Let me make this point by closing with a treasure from the Library. I spoke earlier of the face of war. The Library of Congress possesses a remarkable collection of more than 2000 Civil War faces which has been assembled and donated by Tom Liljenquist and his three young sons. Inspired by newspaper photographs of US servicemen and women killed in Iraq and Afghanistan, the Liljenquists regard their collection of tintypes and ambrotypes as a memorial to the soldiers of the Civil War.
Unidentified African American soldier in Union uniform with wife and two daughters. Ambrotype by unidentified photographer, between 1863 and 1865. Liljenquist Family Collection of Civil War Photographs. Part of the Last Full Measure Exhibition, Library of Congress.
Here is one of the ambrotypes from the collection. It has been tentatively identified as Sergeant Samuel Smith, his wife Mollie and daughters Mary and Maggie. The image was found in Cecil County Maryland, so it is likely that this soldier was in one of 7 regiments of United States Colored Troops raised in that state.
Like all of the portraits in this collection, it speaks eloquently to us across the century and a half that separates us. For this soldier and his family, the message is one of pride, an affirmation of the new freedoms war had enabled him to claim. Slavery would have denied him the right to legally marry or to protect his wife and children from sale. This portrait is of a free man; it proclaims a new day for black families, a new respectability of fine clothing and of daughters in matching coats and bonnets. And it portrays a soldier, an African American who under slavery would have been prohibited from bearing arms and until 1863 could not have enlisted in the army.
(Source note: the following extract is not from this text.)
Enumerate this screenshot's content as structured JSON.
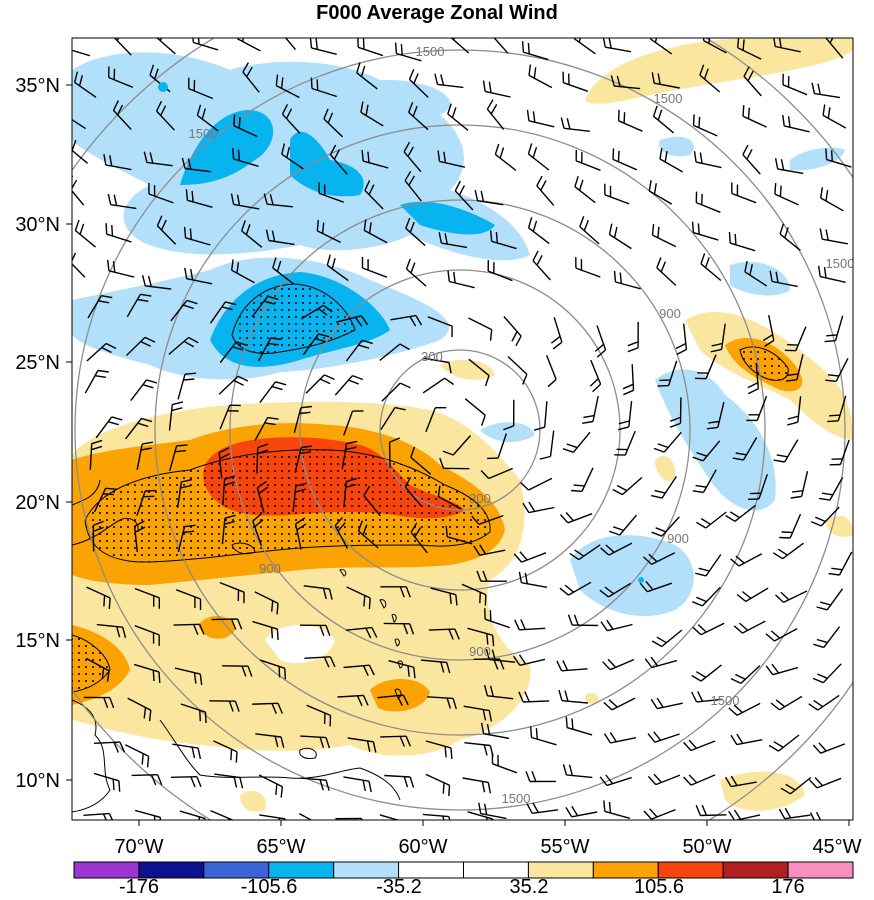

Now he has joined what would be nearly 200,000 other black Americans to fight for freedom, to risk enslavement if captured and to establish a claim to full citizenship and humanity as the republic’s bold defenders. In this photograph, Sergeant Smith—or whoever this might be—makes a statement about a new order of things. It is his own declaration of independence, his personal affirmation that all men—that he—has been created equal that he is fighting for a new birth of freedom.
Union Case Four of the Last Full Measure Exhibition, Library of Congress.
But these 2000 portraits and the thousands more like them are intended to send us another message as well, one that speaks directly to the meaning of the study of humanity across time and space. These soldiers staring into the photographer’s lens are self-consciously reaching through history. They are documenting their faces and their uniforms partly because they know they may be killed in the battles ahead. But they also know they are making history in this war, and they want to capture it for us. Attention must be paid, they are saying. Don’t forget who we were and what we did. Let us give you the means to see us, to understand us long after we are gone.
The present is delivered to us at a price paid by those who came before. History helps us remember our accountability to them as well as our obligations to more than just ourselves and more than just our own time. It is a way of knowing and of valuing that has never mattered more.